始まりは多分、私の告白だったはずだ。五条先生に連れられてちょこちょこ遊びに来ていた彼が気になっていて、高専に入って少しした時に玉砕覚悟で告白したらOKが貰えたのだ。
たまに話しかけていたのが良かったのだろうか。それなりに告白された事はあるが美人の部類には入らないし、ここには真希ちゃんという美人がいるから恐らく顔ではないはずだから少しだけ気になる。
「おはようございます」
未だに敬語を使われるけど、無愛想ではなくなったから一歩前進している筈だ。
私達は毎日挨拶をするだけで一緒に教室へ向かう事はしない。別に二人で決めたことではないし、そもそも毎朝こうして恵くんの部屋の前を通るのは私が勝手に始めたことだ。彼からしたら鬱陶しいかもしれないけど、任務でいない日を除いて毎日顔合わせると一日頑張る気力が湧くし、拒否されたわけではないからこうして通っている。
「毎日毎日飽きねぇな」
「飽きる日なんて来ないと思う」
「はいはい」
途中で合流した真希ちゃんは呆れた様にそんな事を言うが、本当に私が飽きる日は来ないと思う。それより先に恵くんからうざがられて別れを告げられそうだ。
「で、キスのひとつくらいしたのかよ?」
「──っ、真希ちゃんのすけべ!」
肩を組まれて揶揄う様に言われた言葉に赤面する。キスをした事はないし、そもそもまだ手を握ったこともデートらしいデートをしたこともない。だけど、いつかは、なんて思っているのは事実だから不意にそんなことを言われると焦ってしまう。
「もしかして、まだ……?」
そんな訳ないよなと言われるのを否定しないでいたら驚かれた。
「恵、おまえ、」
恵くんに何か言いそうになった真希ちゃんの腕を掴んで教室へとぐんぐん歩く。だって周りが何か言う事で恵くんの気が変わったら嫌じゃない。折角付き合えたんだから穏便にいきたい。何もなく長く付き合いたい訳ではないけど、少しでも特別な立ち位置にいたいのだ。

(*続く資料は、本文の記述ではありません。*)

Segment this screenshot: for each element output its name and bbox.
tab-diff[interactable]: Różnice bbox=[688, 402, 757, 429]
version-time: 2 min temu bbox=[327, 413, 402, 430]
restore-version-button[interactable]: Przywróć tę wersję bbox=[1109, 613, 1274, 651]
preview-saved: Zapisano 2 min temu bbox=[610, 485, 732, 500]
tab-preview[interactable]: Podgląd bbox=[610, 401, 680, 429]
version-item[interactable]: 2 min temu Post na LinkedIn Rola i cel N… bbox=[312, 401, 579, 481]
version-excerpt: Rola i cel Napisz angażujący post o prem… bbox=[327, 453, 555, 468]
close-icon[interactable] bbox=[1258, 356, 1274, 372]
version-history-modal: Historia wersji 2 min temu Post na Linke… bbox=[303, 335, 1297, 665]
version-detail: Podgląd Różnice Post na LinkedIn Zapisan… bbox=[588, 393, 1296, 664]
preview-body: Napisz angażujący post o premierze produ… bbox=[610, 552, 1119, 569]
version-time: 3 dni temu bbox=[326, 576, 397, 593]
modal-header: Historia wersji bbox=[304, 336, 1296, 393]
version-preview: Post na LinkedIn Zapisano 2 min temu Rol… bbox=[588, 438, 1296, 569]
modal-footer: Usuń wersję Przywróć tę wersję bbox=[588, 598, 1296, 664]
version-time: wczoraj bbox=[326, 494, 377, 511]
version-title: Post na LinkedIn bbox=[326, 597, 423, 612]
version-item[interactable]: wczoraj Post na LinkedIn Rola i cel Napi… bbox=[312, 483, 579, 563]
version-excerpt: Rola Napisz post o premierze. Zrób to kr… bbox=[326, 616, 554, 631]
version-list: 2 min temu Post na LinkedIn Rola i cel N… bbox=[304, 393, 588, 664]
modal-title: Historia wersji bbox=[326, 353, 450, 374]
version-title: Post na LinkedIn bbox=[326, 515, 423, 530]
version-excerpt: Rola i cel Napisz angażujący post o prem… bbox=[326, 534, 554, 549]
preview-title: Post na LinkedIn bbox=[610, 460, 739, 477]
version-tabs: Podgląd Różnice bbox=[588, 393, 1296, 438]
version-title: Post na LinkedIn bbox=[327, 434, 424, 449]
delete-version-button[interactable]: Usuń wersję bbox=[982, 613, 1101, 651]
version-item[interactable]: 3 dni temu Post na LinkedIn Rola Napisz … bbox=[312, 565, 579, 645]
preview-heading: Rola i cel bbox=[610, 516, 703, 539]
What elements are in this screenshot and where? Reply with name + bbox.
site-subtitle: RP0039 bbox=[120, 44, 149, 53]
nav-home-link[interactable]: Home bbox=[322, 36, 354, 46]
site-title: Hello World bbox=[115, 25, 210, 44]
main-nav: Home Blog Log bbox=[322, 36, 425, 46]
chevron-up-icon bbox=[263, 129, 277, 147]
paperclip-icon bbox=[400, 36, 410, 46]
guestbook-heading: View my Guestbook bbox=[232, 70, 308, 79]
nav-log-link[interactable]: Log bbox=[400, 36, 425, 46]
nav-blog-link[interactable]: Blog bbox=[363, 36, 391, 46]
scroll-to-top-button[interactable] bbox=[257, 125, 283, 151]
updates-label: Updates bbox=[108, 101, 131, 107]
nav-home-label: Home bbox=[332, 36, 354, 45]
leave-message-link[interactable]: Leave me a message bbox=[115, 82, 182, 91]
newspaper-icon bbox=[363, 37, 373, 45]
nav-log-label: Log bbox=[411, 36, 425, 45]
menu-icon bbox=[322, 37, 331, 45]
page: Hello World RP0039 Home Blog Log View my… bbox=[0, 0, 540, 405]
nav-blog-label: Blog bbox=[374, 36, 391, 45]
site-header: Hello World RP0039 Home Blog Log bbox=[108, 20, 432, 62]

「いや、流石に付き合ってるのに手も繋いでないのはなくねぇか? 小学生かよ」
「お互い任務とか授業で忙しいし、付き合ってるって大っぴらに言ってる訳でもないから……」
「大っぴらにしちまえば楽だろ」
「楽、なのかなぁ。恵くんが嫌がりそうな事はしたくない」
「嫌がるなら付き合ってないだろ」
真希ちゃんの言葉は一般論であれば正論だが、今回はあの恵くんだ。空気を読んで告白を受けた可能性だって十分考えられるのだと伝えると「ねぇよ」と返ってくる。何でそう言い切れるのだろう。私は不安で仕方ないのに。
「周りのことはしっかり見てるのに自分のことになると極端に視野が狭くなるの、癖か?」
「そう、だね。どうにかしたいんだけど、なかなか」
「少しずつでも改善しねぇと大切なもん失うぞ」
真希ちゃんの言葉が刺さるのは私自身その事を理解しているからだろう。だけど、どうにも出来なくてきっと今日ももがくのだ。